San Diego Actor · Writer · Creator
Photo by: Darren Scott

InnerMission’s raw, gripping ‘Revolt’ a women’s call to arms

While women’s rage has taken the global stage since the #metoo movement dawned last year, it’s been festering and hiding in plain sight for a long time.

Take, for example, “Revolt. She Said. Revolt Again.” It’s an incendiary 2014 drama by English playwright Alice Birch that made its San Diego premiere on Saturday.

The raw, funny, wildly imaginative and gripping 70-minute play opens InnerMission Productions’ third season at the Diversionary Black Box Theatre in University Heights.

InnerMission co-artistic directors Carla Nell and Kym Pappas are committed to producing diverse new work and “Revolt” is one of the most provocative and experimental pieces they’ve ever staged.

The play is a call to arms for women who struggle under the weight of words, attitudes, physical violence and paternalistic traditions in male-dominated society.

Birch’s free-form script doesn’t have named characters or assigned lines. Nor does it give the director much in the way of stage directions, except for a bold-face note at the bottom of page 2 that reads: “Most importantly, this play should not be well-behaved.”

Director Pappas has imaginatively staged the play with a limited color palette of black and white, with red ropes, strings, scissors and stilettos used to represent the ties that bind women into marriage, sexual submission, dead-end careers, self-loathing and cycles of abuse.
The production’s eye-catching and cohesive design features stunning ritualistic choreography by Patrick Mayuyu, scenery by Ashley Rauras and Robert Malave, lighting by Eric Ward, sound by Carla Nell and projections by James M. McCullock.

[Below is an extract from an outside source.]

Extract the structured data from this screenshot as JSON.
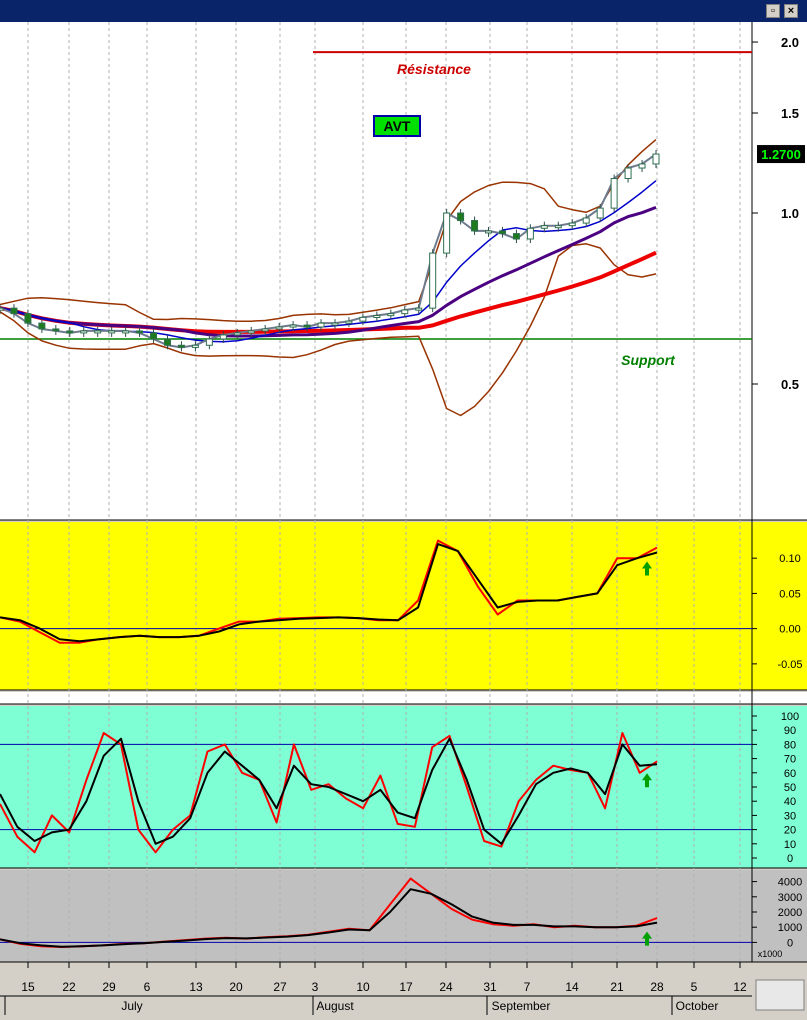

The play is divided into six sections. The first four encourage women to revolt against misogynistic language, the repression of marriage, sexism in the workplace and body-shaming. There’s also a scene where a woman confronts her long-lost mother, a battered wife who abandoned her children decades before, causing irreparable damage to their psyches.
It ends with a crazed eruption of scattered word soup, like a fragmented mass of women’s tweets, memes and Facebook videos, followed by a repeated, and seemingly defeated, plea for revolution.

The talented cast, dressed entirely in black by assistant director and costume designer Alanna Serrano, is a tight, well-rehearsed ensemble.

Kirstiana Rosas has a moving scene as a woman fighting to free and fortify herself from a history of self-mutilation, bulimia and anorexia.

Carla Navarro is fierce as a woman who sees her lover’s marriage proposal as an invitation to identity-destroying subjugation and suicide.

Charly Montgomery is fearless and very funny as a woman who turns the tables on her lover, challenging the language of control and domination men use during sex.

Claudette Santiago is bold and uncompromising as an office worker who firmly but politely demands time off from her misogynistic boss.

Kathi Copeland is icy-cold and empty-eyed as the mother who abandoned her children.

And as the only male actor in the show, Salvador Velasco has a big job, which he performs in various scenes with honesty, sensitivity, machismo and cartoonish callousness.

Although it may sound like “Revolt” is purely anti-male, it’s not. Most of the women in the play are fighting battles with themselves brought on by their struggles to live in a man’s world. It’s a provocative and sometimes profound preview of the long-simmering fury that gave birth to the #metoo movement in 2017.